The aerospace and defense industries are some of the most highly regulated business sectors, with requirements that impact operators, suppliers, and other third-party manufacturing partners. To help coordinate activity across the entire supply chain, the International Air Transport Association (IATA) was established. This organization provides important documentation to help ensure compliance and assist companies in achieving a high benchmark for product and service quality.
Aerospace parts suppliers have an especially challenging task of not only meeting the regulatory requirements but also providing complete traceability for their products. The ability to track parts is necessary for the airline and defense industries due to the high stakes associated with a potential product failure. In this post, we’ll review five important ways that aerospace manufacturers can improve traceability within their operations. Regularly pursuing incremental improvements can have a dramatic impact on Maintenance, Repair, and Overhaul (MRO) operations for suppliers, customers, and their partners.
While AS 9100 certification is not a specific requirement, it is highly recommended throughout the aerospace and defense industries. The traceability process included in these regulations follows a “Plan-Do-Check-Act” framework for tracing each component back to its point of origin. In many cases, the customers of an aerospace supplier may highly influence the company’s decision to pursue certification. This is especially true for suppliers that provide parts to federal organizations such as the National Aeronautics and Space Administration (NASA).
The AS 9100 quality standards are based upon ISO:9001 and represent industry best practices for safety and high-quality manufacturing processes. Each company must choose the exact way in which to align production capabilities with the requirements specified in the documentation. To reduce the risk associated with product failures, a company should streamline its processes in a way that provides auditors and customers with complete part-level visibility throughout the production, assembly, upkeep, and decommissioning phases of the product life cycle.
One of the key tenets of traceability is being able to find product information when you need it. Any delays can result in equipment downtime and lost revenue for customers. Since the typical aerospace supplier must work with several industry partners, it is important to coordinate document and part tracking to ensure there is no failure during hand-offs.
Documentation can now be managed in digital work systems that provide redundancy to data plates and printed documentation that accompanies any shipments. Tracking documents in real-time helps logistics coordinators ensure that the right documentation is present at the right points in the supply chain. This not only speeds up the process but also reduces additional work that must be done by staff to find and secure the right paperwork.
With the high degree of visibility that modern Enterprise Resource Planning (ERP) platforms provide, it’s no surprise that they have become a critical resource for aerospace manufacturers. These systems integrate compliance, production, and quality functions in a way that is especially useful for traceability purposes.
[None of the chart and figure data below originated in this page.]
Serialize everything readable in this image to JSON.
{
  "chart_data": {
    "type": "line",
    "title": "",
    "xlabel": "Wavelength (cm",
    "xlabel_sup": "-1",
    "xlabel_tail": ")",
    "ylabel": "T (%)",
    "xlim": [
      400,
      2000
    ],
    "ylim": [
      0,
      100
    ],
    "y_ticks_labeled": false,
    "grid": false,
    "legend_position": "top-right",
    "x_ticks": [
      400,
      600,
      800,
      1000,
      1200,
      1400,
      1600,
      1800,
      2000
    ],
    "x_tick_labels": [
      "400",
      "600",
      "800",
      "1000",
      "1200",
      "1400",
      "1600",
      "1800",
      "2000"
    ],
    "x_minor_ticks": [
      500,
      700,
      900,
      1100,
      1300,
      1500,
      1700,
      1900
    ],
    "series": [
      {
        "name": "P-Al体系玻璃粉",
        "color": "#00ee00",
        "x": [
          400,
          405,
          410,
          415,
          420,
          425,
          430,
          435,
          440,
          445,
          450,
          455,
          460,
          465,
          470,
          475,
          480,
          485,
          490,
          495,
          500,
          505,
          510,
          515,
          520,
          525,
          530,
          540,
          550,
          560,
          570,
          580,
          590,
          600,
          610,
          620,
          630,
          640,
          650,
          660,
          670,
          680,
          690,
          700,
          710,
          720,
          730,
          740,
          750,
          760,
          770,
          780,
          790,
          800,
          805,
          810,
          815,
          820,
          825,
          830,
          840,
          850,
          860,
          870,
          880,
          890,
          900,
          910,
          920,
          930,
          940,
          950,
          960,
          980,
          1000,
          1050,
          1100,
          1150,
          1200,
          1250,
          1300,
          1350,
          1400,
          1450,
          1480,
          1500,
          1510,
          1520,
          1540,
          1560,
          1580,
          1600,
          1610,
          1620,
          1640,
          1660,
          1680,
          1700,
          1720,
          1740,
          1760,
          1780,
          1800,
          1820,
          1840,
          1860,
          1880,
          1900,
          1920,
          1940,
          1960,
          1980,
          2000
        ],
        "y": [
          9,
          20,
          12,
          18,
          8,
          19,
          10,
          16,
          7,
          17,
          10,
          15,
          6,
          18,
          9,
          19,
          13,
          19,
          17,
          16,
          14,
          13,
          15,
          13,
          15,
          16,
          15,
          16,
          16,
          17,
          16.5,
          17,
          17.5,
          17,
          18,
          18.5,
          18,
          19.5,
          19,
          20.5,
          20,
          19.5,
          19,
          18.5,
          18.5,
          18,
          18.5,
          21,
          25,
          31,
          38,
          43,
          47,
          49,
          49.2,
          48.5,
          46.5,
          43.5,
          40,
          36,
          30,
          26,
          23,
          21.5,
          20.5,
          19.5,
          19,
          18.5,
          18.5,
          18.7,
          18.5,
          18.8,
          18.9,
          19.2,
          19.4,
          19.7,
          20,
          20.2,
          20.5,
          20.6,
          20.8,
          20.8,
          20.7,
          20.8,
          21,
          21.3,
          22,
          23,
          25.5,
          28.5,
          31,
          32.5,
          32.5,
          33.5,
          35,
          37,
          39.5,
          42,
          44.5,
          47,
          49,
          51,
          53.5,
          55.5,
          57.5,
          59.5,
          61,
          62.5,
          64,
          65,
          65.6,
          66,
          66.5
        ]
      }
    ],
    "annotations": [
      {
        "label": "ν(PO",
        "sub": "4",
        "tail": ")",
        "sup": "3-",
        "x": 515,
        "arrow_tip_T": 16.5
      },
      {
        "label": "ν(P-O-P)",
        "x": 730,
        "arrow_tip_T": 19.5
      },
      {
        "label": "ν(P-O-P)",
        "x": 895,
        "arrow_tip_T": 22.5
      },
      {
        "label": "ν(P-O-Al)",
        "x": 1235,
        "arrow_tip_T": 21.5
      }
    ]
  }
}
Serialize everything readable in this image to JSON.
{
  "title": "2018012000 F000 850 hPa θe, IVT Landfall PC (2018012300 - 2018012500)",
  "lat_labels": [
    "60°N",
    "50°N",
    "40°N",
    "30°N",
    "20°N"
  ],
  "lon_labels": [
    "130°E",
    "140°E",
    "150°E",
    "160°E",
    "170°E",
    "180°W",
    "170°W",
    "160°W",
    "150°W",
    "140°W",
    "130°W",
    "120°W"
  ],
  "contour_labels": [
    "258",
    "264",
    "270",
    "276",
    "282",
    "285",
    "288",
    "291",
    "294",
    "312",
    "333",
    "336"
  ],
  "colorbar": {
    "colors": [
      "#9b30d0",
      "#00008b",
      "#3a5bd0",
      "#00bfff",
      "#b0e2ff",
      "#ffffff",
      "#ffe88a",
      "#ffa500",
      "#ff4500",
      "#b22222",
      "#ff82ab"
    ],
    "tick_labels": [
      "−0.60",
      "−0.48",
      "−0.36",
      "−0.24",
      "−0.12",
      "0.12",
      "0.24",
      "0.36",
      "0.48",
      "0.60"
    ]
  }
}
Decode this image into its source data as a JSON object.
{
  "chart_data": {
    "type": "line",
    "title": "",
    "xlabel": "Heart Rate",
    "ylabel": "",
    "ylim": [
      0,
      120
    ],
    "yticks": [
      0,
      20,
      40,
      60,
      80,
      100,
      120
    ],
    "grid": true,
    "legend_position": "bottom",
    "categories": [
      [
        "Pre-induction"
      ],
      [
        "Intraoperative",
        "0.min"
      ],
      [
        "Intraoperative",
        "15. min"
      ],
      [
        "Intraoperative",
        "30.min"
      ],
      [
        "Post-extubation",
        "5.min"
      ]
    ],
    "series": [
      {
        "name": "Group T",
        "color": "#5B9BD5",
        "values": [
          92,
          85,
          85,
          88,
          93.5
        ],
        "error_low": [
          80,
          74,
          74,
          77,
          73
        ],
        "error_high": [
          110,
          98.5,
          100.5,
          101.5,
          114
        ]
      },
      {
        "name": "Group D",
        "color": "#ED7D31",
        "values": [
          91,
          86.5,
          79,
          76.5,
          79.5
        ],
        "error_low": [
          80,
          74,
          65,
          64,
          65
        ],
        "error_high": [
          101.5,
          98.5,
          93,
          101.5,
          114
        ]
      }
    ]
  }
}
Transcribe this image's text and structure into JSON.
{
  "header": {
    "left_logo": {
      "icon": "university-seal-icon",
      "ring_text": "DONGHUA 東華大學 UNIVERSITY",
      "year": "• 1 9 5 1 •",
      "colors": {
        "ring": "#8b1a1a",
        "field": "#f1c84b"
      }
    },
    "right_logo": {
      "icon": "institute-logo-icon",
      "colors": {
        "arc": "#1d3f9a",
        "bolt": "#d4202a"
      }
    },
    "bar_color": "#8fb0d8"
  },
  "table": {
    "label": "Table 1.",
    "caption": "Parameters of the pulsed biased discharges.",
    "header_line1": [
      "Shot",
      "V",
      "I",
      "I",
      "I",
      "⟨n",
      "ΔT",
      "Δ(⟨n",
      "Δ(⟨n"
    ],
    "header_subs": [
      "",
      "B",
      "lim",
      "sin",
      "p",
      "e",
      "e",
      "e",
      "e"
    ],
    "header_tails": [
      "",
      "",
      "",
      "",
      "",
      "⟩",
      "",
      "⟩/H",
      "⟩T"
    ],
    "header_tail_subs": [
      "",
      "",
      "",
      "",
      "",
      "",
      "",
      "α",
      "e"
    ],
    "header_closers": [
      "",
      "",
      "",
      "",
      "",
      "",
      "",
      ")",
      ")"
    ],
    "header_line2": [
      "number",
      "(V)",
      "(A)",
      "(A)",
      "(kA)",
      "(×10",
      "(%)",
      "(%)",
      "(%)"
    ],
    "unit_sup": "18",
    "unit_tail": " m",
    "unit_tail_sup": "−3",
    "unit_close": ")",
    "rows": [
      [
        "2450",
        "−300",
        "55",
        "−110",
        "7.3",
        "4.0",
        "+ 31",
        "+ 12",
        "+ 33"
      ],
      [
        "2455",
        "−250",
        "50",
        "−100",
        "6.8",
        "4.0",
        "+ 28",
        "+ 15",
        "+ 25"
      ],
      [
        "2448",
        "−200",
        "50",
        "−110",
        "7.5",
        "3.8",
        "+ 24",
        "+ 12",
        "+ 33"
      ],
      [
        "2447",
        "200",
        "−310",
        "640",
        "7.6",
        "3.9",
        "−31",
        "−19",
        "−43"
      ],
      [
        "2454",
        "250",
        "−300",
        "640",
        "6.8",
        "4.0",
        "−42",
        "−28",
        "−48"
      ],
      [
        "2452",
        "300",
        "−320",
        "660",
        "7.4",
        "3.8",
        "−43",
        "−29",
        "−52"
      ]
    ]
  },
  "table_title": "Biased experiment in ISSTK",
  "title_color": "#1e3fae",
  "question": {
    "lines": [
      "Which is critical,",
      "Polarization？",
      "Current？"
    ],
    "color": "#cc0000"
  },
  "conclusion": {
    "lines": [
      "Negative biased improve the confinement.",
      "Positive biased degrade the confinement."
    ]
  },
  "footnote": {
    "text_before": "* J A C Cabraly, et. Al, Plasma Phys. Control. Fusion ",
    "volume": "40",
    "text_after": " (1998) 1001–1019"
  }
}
With a modern ERP system, a company can manage supplier policies, coordinate regulatory needs, and develop end-to-end traceability for each part.
Another important software program for many aerospace manufacturers is the Manufacturing Execution System (MES). Many suppliers are now taking advantage of 3D printing technology by implementing additive manufacturing (AM) processes. Using AM adds additional tracking complexity due to the need for prototyping and the creation of streamlined processes. Manufacturers that pursue additive manufacturing practices can often benefit from the use of an MES system to supplement ERP tracking and traceability.
All aerospace manufacturers must maintain a rigorous audit schedule to ensure that their products and organizational capabilities are performing as expected. In addition to specific regulatory requirements, it is also recommended to fully verify ERP software functions and any other systems used to automate inventory and resource management. It can be easy to focus on optimization and improvements while missing some fundamental checks. Reviewing and improving your audit checklists will help you more easily identify potential points of failure within the entire operation.
One certainty for manufacturers of all types is that technology will only continue to evolve. Several emerging capabilities show great promise for improving the quality of traceability in the aerospace industry. One of these is blockchain, which may be able to add a new level of trust and reliability to part tracking throughout complex supply chains. As an aerospace manufacturer, it is important to stay informed of these latest developments and create plans for assessing, testing, and implementing solutions that work for your operation.
Manufacturers of aerospace equipment and components compete in highly regulated industries that offer huge rewards for suppliers that can meet the challenges. Traceability for modern aerospace components requires careful planning and investment in quality technology tools. As these capabilities continue to evolve it is up to each supplier to determine their own path to success.